I would strongly, STRONGLY recommend looking beyond brochures and published numbers, especially if you’re looking for a campus that bills itself as coed and diverse. A campus visit is a must. Also, asking people from a similar background to yours will give you feedback that will likely be closer to how you would perceive the campus than what you would get from an admissions officer or campus rep, since they are agents for the college they represent.

 

 

Let me give you two examples:

 

Example A.

 

When I found out where I was accepted, I went to visit the universities and colleges that were too far away for me to visit before I was the one making the decision.
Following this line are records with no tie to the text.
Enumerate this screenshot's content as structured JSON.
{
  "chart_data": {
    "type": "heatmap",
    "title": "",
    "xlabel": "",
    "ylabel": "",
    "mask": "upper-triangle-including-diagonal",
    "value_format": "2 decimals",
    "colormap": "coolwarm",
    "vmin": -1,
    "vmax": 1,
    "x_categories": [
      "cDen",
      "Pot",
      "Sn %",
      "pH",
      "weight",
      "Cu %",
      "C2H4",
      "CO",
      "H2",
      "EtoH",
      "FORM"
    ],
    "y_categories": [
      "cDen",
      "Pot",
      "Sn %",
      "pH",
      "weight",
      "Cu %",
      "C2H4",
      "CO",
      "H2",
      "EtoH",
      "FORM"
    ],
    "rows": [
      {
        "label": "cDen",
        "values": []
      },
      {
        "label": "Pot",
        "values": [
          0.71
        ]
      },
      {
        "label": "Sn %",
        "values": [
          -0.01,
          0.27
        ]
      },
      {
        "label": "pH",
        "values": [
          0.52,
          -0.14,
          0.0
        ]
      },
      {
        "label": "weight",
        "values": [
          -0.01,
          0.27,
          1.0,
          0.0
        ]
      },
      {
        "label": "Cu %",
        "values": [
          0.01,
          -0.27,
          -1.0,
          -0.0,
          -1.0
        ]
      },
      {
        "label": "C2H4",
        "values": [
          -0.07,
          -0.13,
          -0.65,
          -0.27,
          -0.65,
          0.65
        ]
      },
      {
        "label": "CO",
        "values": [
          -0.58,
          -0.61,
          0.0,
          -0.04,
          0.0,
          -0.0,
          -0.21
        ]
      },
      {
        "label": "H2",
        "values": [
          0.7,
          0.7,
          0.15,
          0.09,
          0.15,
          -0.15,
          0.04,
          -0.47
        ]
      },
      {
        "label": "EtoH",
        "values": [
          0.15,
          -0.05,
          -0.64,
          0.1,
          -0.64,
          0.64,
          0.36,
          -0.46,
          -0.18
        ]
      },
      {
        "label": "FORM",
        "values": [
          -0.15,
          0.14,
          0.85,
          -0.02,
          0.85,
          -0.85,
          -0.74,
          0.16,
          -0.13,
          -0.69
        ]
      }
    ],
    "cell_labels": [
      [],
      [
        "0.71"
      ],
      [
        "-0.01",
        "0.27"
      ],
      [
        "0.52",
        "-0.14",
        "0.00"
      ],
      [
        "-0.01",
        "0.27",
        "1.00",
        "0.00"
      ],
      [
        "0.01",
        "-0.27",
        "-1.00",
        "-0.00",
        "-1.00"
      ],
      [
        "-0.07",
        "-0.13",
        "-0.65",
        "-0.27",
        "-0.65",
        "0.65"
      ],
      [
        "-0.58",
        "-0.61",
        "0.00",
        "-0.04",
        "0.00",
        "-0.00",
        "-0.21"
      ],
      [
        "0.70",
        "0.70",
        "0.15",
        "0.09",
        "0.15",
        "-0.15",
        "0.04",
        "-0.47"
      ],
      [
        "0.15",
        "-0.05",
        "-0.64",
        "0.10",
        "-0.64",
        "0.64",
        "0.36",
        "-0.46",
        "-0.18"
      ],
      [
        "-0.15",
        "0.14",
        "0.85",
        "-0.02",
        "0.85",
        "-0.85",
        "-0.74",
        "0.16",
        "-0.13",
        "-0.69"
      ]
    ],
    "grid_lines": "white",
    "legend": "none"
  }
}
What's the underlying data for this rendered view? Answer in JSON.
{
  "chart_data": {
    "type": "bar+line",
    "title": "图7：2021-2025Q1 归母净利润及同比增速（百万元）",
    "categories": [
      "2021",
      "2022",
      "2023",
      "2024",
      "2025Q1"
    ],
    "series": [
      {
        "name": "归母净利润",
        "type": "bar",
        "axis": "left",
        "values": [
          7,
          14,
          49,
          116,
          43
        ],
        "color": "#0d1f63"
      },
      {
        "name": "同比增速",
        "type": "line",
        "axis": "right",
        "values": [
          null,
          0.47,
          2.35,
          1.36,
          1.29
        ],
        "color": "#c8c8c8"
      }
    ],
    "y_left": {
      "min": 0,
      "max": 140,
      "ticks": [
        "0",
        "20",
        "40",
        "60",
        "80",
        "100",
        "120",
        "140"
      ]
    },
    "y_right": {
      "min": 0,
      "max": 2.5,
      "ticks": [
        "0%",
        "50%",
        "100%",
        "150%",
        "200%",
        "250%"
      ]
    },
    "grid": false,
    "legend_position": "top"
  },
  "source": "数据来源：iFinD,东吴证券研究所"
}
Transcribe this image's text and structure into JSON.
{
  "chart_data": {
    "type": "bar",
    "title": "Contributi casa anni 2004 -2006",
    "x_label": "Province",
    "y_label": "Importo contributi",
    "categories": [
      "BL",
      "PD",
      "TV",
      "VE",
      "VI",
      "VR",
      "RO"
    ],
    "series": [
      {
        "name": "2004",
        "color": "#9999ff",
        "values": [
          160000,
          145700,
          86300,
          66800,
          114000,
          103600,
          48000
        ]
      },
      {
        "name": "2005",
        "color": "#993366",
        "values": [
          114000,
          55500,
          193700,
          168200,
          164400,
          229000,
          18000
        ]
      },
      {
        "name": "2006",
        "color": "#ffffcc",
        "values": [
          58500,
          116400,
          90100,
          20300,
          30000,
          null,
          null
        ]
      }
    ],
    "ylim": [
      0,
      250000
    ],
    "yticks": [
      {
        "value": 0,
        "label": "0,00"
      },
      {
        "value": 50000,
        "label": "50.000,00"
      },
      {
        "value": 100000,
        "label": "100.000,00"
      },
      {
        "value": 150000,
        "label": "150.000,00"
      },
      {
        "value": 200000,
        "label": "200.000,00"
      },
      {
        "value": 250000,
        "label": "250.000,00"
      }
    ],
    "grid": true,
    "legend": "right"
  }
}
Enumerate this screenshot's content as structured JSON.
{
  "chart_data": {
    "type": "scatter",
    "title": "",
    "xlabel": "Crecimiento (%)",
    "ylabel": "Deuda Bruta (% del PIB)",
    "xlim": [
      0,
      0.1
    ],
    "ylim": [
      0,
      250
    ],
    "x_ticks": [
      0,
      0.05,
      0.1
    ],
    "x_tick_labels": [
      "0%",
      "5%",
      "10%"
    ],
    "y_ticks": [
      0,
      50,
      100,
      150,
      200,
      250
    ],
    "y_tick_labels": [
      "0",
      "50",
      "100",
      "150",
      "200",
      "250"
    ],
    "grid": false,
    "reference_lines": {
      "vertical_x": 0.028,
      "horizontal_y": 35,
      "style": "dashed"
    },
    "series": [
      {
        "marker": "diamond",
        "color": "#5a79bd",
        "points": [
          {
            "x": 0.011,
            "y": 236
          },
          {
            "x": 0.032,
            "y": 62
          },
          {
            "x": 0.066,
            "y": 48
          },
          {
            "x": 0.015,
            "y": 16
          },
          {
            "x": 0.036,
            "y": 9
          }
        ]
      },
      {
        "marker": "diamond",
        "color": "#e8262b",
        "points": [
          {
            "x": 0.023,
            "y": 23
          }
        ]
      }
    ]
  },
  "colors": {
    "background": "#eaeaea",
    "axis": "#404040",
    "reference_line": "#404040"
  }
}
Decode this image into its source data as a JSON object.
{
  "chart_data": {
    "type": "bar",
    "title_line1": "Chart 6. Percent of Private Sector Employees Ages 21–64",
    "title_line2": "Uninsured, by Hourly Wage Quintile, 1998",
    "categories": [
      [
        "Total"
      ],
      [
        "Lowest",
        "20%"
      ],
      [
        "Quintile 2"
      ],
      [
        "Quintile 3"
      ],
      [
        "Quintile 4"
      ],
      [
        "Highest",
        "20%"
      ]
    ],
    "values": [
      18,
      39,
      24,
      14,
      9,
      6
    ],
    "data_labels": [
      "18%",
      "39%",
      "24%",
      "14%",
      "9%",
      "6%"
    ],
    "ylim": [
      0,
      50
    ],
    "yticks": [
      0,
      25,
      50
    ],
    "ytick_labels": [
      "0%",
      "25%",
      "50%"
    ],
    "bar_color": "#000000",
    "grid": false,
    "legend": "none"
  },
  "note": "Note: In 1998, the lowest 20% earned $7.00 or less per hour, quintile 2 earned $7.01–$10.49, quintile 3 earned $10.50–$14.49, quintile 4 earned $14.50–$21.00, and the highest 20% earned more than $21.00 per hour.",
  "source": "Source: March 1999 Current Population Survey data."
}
I am from California, born and raised in the Bay Area. My family is from back East (New York City, not New England). When I went to visit New Haven, Connecticut (where Yale is located), I naively thought that, since I saw other Black people and a few Asians, in addition to White people, that the city was integrated and “diverse”.

 

It wasn’t until I was a student that I learned how racially and ethnically tense the city was. It was the first time that I experienced that level of socioeconomic segregation and self-segregation. It was also the first time that I encountered so many different types of Caucasians at each other’s throats (Italians versus Irish versus WASP, etc.). Needless, to say, that was something I did not enjoy, but to be honest, the experience opened my eyes,  made me appreciate things and people, and shaped how I looked at our nation as a whole.

 

Example B.

 

I spent a semester at UCLA when I was researching film schools and deciding where I wanted to apply to grad school. I loved how many other middle-class students of color I saw and made a lot of friends while I was on campus. One day at work (I was a waitress at the Chart House in Westwood); one of my coworkers said to me what a shock UCLA was for her and jokingly called it “University of Caucasians Lost among Asians”. I was taken back a bit by her racist joke but tried to listen to the message behind her statement.

 

Jokes aside, she was communicating that she had come from a very homogeneous background and that the diversity overwhelmed her. For the first time in her life, she was experiencing what it was like to be a minority. Her humor was insensitive and inappropriate, but her reaction was honest and genuine. (By the way, there was a lawsuit filed by Asian rights activists around that time—the 1990s—about discrimination against Asians, so I guess, it’s all relative, right?)

 

The moral of the story is that your background will likely shape your reaction to your college experience. However, for some, going someplace completely different from where you grew up will be great, especially if you hated where you grew up and currently live. This was the case for one of my good friends in college, who was from a small, one-horse town and had never watched TV (no, I am not kidding). She loved living in a mid-size city like New Haven and has ended up making New Haven her home for more than 10 years now.